- 21 lutego -

2012-02-21 08:58

On usiadł, przywołał Dwunastu i rzekł do nich: "Jeśli kto chce być pierwszym, niech będzie ostatnim ze wszystkich i sługą wszystkich".

(czytaj Marek 9,30-37)

Świat pierwszych i ostatnich, lepszych i gorszych wydaje się być dominującym spojrzeniem na rzeczywistość. Duchowa przemiana, którą przynosi Jezus pozwala spojrzeć inaczej.
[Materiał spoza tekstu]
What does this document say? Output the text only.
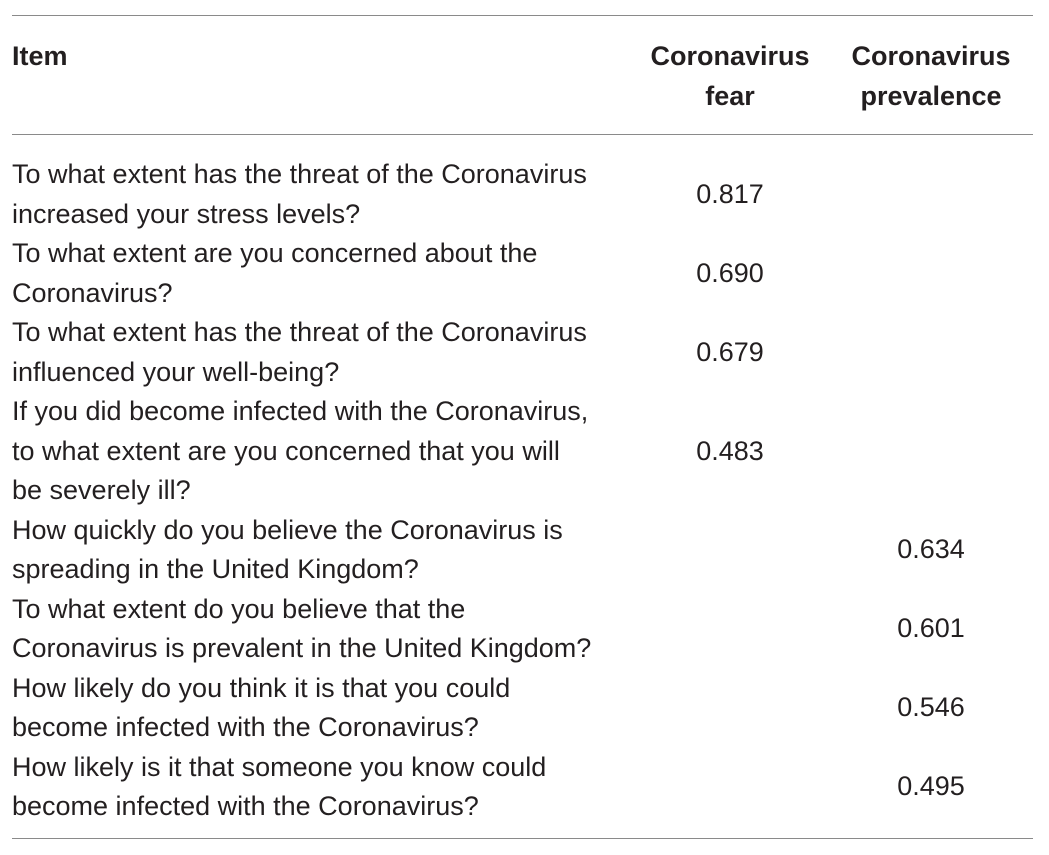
Item	Coronavirus
fear
Coronavirus
prevalence
To what extent has the threat of the Coronavirus
increased your stress levels?
0.817
To what extent are you concerned about the
Coronavirus?
0.690
To what extent has the threat of the Coronavirus
influenced your well-being?
0.679
If you did become infected with the Coronavirus,
to what extent are you concerned that you will
be severely ill?
0.483
How quickly do you believe the Coronavirus is
spreading in the United Kingdom?
0.634
To what extent do you believe that the
Coronavirus is prevalent in the United Kingdom?
0.601
How likely do you think it is that you could
become infected with the Coronavirus?
0.546
How likely is it that someone you know could
become infected with the Coronavirus?
0.495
Pozwala zobaczyć w pełnym świetle, że gra w lepszych i gorszych jest ulubioną grą naszego ego, że odbiera pokój serca i staje się ogromnym obciążeniem w walce o bycie lepszym. Już sama świadomość, że nie muszę być ani pierwszy, ani ostatni, że mogę być tym kim jestem otwiera zupełnie nowe perspektywy. Kto chce być pierwszy, ten będzie miał wielu wrogów i przeciwników, którzy podobnie jak on chcą zająć to „sztuczne”, bo przecież oparte na jakiś chwilowych kryteriach, miejsce. Kto odkrył świat w którym nie ma pierwszych i ostatnich, ale równi we wszystkim bracia i siostry, może ze spokojem przyjmować i cieszyć się każdym człowiekiem.